Durante el reconocimiento dentro de la red, UAT-8302 usa activamente PowerShell, Impacket y diversas utilidades para escanear la infraestructura. Los atacantes recopilan información sobre usuarios de Active Directory, recursos de red, registros de Windows y la configuración de los sistemas de seguridad. Para buscar nuevas víctimas dentro de la red, el grupo realiza escaneos masivos de direcciones y comprueba la disponibilidad de recursos SMB.

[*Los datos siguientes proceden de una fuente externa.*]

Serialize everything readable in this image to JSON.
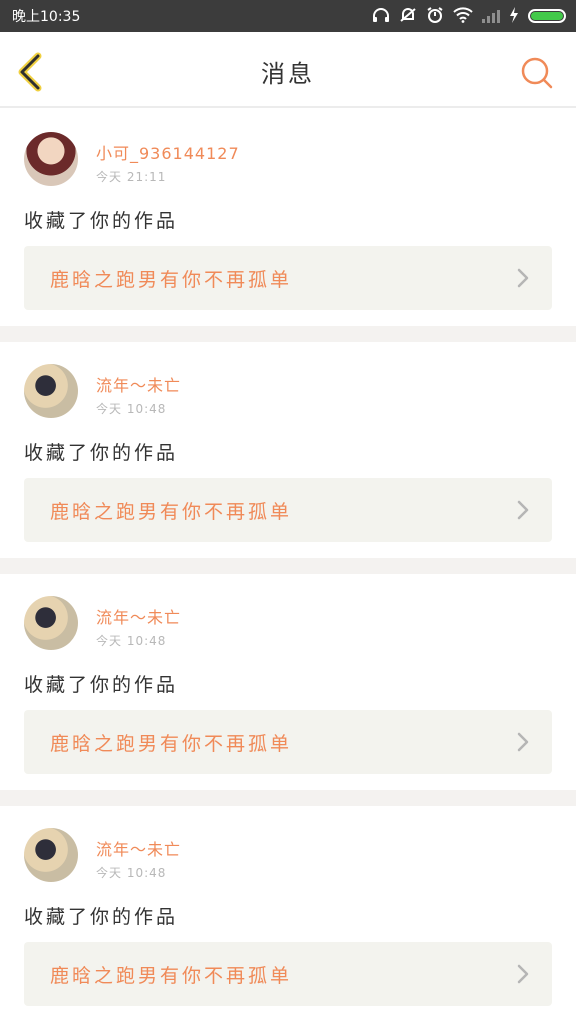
{
  "status_bar": {
    "time": "晚上10:35",
    "icons": [
      "headphones-icon",
      "muted-alarm-icon",
      "alarm-clock-icon",
      "wifi-icon",
      "signal-icon",
      "charging-icon",
      "battery-icon"
    ],
    "battery_color": "#43c94a"
  },
  "header": {
    "title": "消息",
    "back_icon": "chevron-left-icon",
    "search_icon": "search-icon",
    "accent_color": "#f08a58"
  },
  "messages": [
    {
      "user": "小可_936144127",
      "time": "今天 21:11",
      "avatar": "avatar-photo-1",
      "action": "收藏了你的作品",
      "work_title": "鹿晗之跑男有你不再孤单"
    },
    {
      "user": "流年～未亡",
      "time": "今天 10:48",
      "avatar": "avatar-photo-2",
      "action": "收藏了你的作品",
      "work_title": "鹿晗之跑男有你不再孤单"
    },
    {
      "user": "流年～未亡",
      "time": "今天 10:48",
      "avatar": "avatar-photo-2",
      "action": "收藏了你的作品",
      "work_title": "鹿晗之跑男有你不再孤单"
    },
    {
      "user": "流年～未亡",
      "time": "今天 10:48",
      "avatar": "avatar-photo-2",
      "action": "收藏了你的作品",
      "work_title": "鹿晗之跑男有你不再孤单"
    }
  ]
}
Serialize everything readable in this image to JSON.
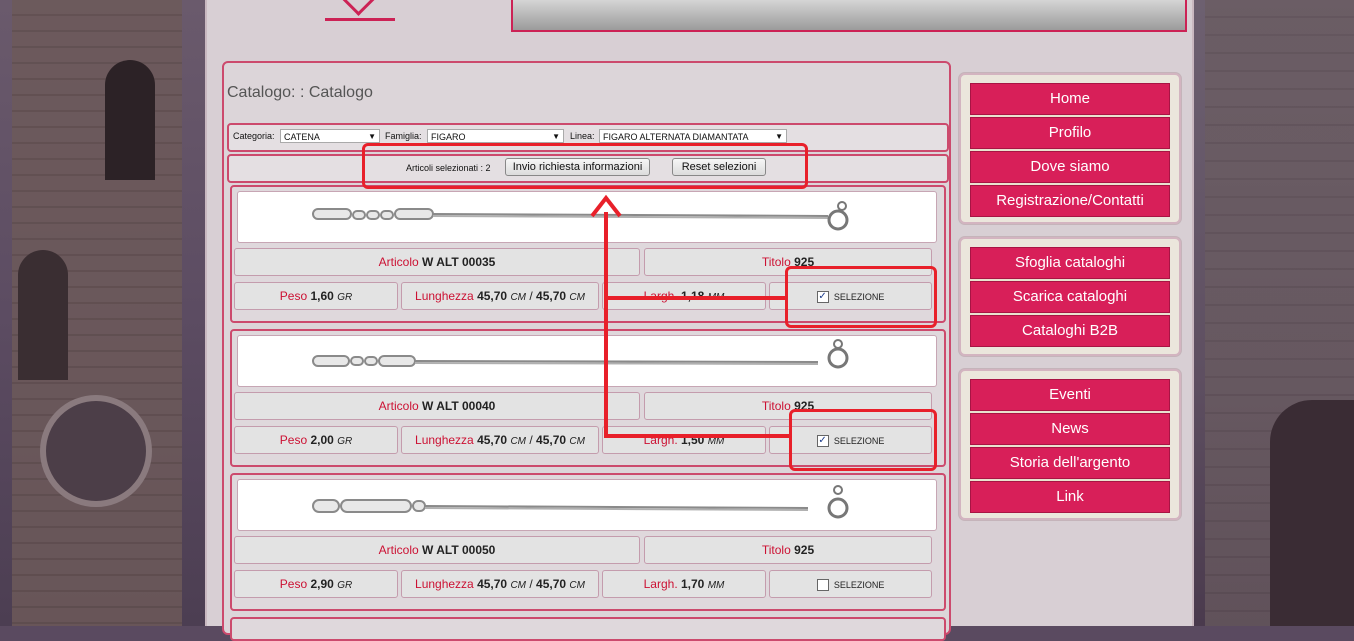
{
  "page": {
    "title": "Catalogo: : Catalogo"
  },
  "filters": {
    "category_label": "Categoria:",
    "category_value": "CATENA",
    "family_label": "Famiglia:",
    "family_value": "FIGARO",
    "line_label": "Linea:",
    "line_value": "FIGARO ALTERNATA DIAMANTATA"
  },
  "selection": {
    "count_text": "Articoli selezionati : 2",
    "send_button": "Invio richiesta informazioni",
    "reset_button": "Reset selezioni"
  },
  "product_labels": {
    "article": "Articolo",
    "title": "Titolo",
    "weight": "Peso",
    "length": "Lunghezza",
    "width": "Largh.",
    "select": "SELEZIONE",
    "unit_weight": "GR",
    "unit_length": "CM",
    "unit_width": "MM",
    "sep": "/"
  },
  "products": [
    {
      "code": "W ALT 00035",
      "title": "925",
      "weight": "1,60",
      "length_a": "45,70",
      "length_b": "45,70",
      "width": "1,18",
      "selected": true
    },
    {
      "code": "W ALT 00040",
      "title": "925",
      "weight": "2,00",
      "length_a": "45,70",
      "length_b": "45,70",
      "width": "1,50",
      "selected": true
    },
    {
      "code": "W ALT 00050",
      "title": "925",
      "weight": "2,90",
      "length_a": "45,70",
      "length_b": "45,70",
      "width": "1,70",
      "selected": false
    }
  ],
  "menu": {
    "group1": [
      "Home",
      "Profilo",
      "Dove siamo",
      "Registrazione/Contatti"
    ],
    "group2": [
      "Sfoglia cataloghi",
      "Scarica cataloghi",
      "Cataloghi B2B"
    ],
    "group3": [
      "Eventi",
      "News",
      "Storia dell'argento",
      "Link"
    ]
  },
  "colors": {
    "accent": "#cc1133",
    "menu": "#d81f59",
    "annotation": "#e8202a"
  },
  "icons": {
    "checkbox_checked": "checkbox-checked-icon",
    "dropdown": "chevron-down-icon"
  }
}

Para ampliar el acceso, los atacantes emplean herramientas de ejecución remota de comandos vía WMI y el programador de tareas de Windows. Además, los analistas observaron intentos de robo de credenciales desde MobaXterm y el uso de utilidades chinas para configurar servidores proxy y túneles VPN dentro de la red infectada.
Cisco Talos señala que el conjunto de herramientas de UAT-8302 se solapa con varias conocidas agrupaciones cibernéticas chinas, incluyendo Earth Estries, Earth Naga y LongNosedGoblin. Los analistas creen que los participantes de la campaña o bien colaboran estrechamente entre sí, o bien tienen acceso a un conjunto compartido de malware e infraestructura.